Emails from legitimate big-name services that pass domain-spoofing and typosquatting checks tend to put victims off their guard
According to one cybersecurity firm’s ecosystem data, the proportion of email-delivered-attacks (compared to web based attacks) had increased last year, reaching 86% of all file-based in-the-wild attacks.
While ransomware tends to attract more (negative) attention, the US Federal Bureau of Investigations had reported last year that Business Email Compromise (BEC) scams had cause damage totaling US$2.7bn in the country, compared to just US$34m for ransomware.
Meanwhile in Australia, the impact of BEC scams on victims has been significant, with financial losses totaling more than US$79m in 2021.
BEC tactics are evolving
These days, researchers from Avanan are observing a spike in what looks like a progression of such attacks: BEC Firm Impersonation.

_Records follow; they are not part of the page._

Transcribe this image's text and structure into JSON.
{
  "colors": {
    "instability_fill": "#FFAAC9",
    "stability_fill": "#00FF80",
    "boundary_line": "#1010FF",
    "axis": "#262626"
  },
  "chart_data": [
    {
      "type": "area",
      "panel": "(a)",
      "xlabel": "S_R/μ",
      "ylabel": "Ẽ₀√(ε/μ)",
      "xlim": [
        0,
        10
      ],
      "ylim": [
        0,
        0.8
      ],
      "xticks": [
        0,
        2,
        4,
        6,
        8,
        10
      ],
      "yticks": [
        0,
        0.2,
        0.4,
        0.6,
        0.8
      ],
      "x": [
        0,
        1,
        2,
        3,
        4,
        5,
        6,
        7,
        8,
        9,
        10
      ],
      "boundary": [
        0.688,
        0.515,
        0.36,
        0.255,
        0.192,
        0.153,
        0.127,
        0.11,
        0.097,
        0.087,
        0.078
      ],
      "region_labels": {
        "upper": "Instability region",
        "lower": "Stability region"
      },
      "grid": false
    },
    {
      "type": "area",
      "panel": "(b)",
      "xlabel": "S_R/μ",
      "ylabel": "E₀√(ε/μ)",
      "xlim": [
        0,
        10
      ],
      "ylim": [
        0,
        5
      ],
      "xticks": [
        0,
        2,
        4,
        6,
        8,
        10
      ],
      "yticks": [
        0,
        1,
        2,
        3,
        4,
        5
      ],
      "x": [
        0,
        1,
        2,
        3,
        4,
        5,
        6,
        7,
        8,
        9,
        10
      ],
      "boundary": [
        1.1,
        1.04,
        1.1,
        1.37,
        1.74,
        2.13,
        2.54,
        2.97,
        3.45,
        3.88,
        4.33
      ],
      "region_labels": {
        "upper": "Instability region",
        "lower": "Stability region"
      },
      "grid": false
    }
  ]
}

In the past two months of February and March, the firm’s researchers saw a total of 33,817 email attacks impersonating legitimate, popular firms and services instead of actual high ranking corporate executives.
In this technique, hackers use actual legitimate services to carry out their attack. For example, all they have to do is create a free Google account, then can create a Google sheet and key-in the email address of an intended target. The latter will then receive an email notification from a totally legitimate service (e.g. PayPal, Google Docs) but within it is a link to a malicious site.

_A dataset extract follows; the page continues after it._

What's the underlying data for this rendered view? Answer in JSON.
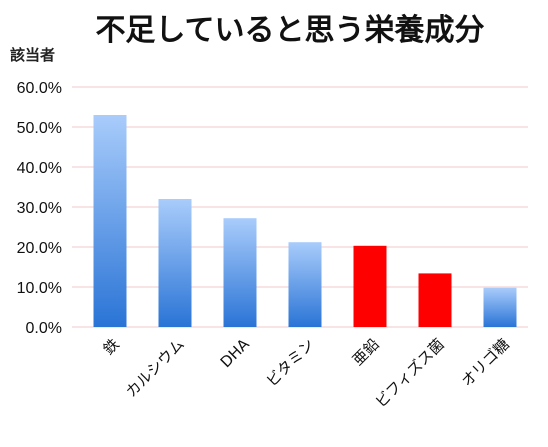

In all the attacks analyzed, the email address from which the BEC emails were sent looked perfectly legitimate and contained the “correct” domain addresses, which made detection and identification much harder for the average user receiving them. However, when the victim’s guard is down and activates a malicious link that looks like a standard Google Workspace or Microsoft 365 document link, the victim is directed to fake websites (phishing sites where credentials will be stolen), or a variety of other malicious attacks.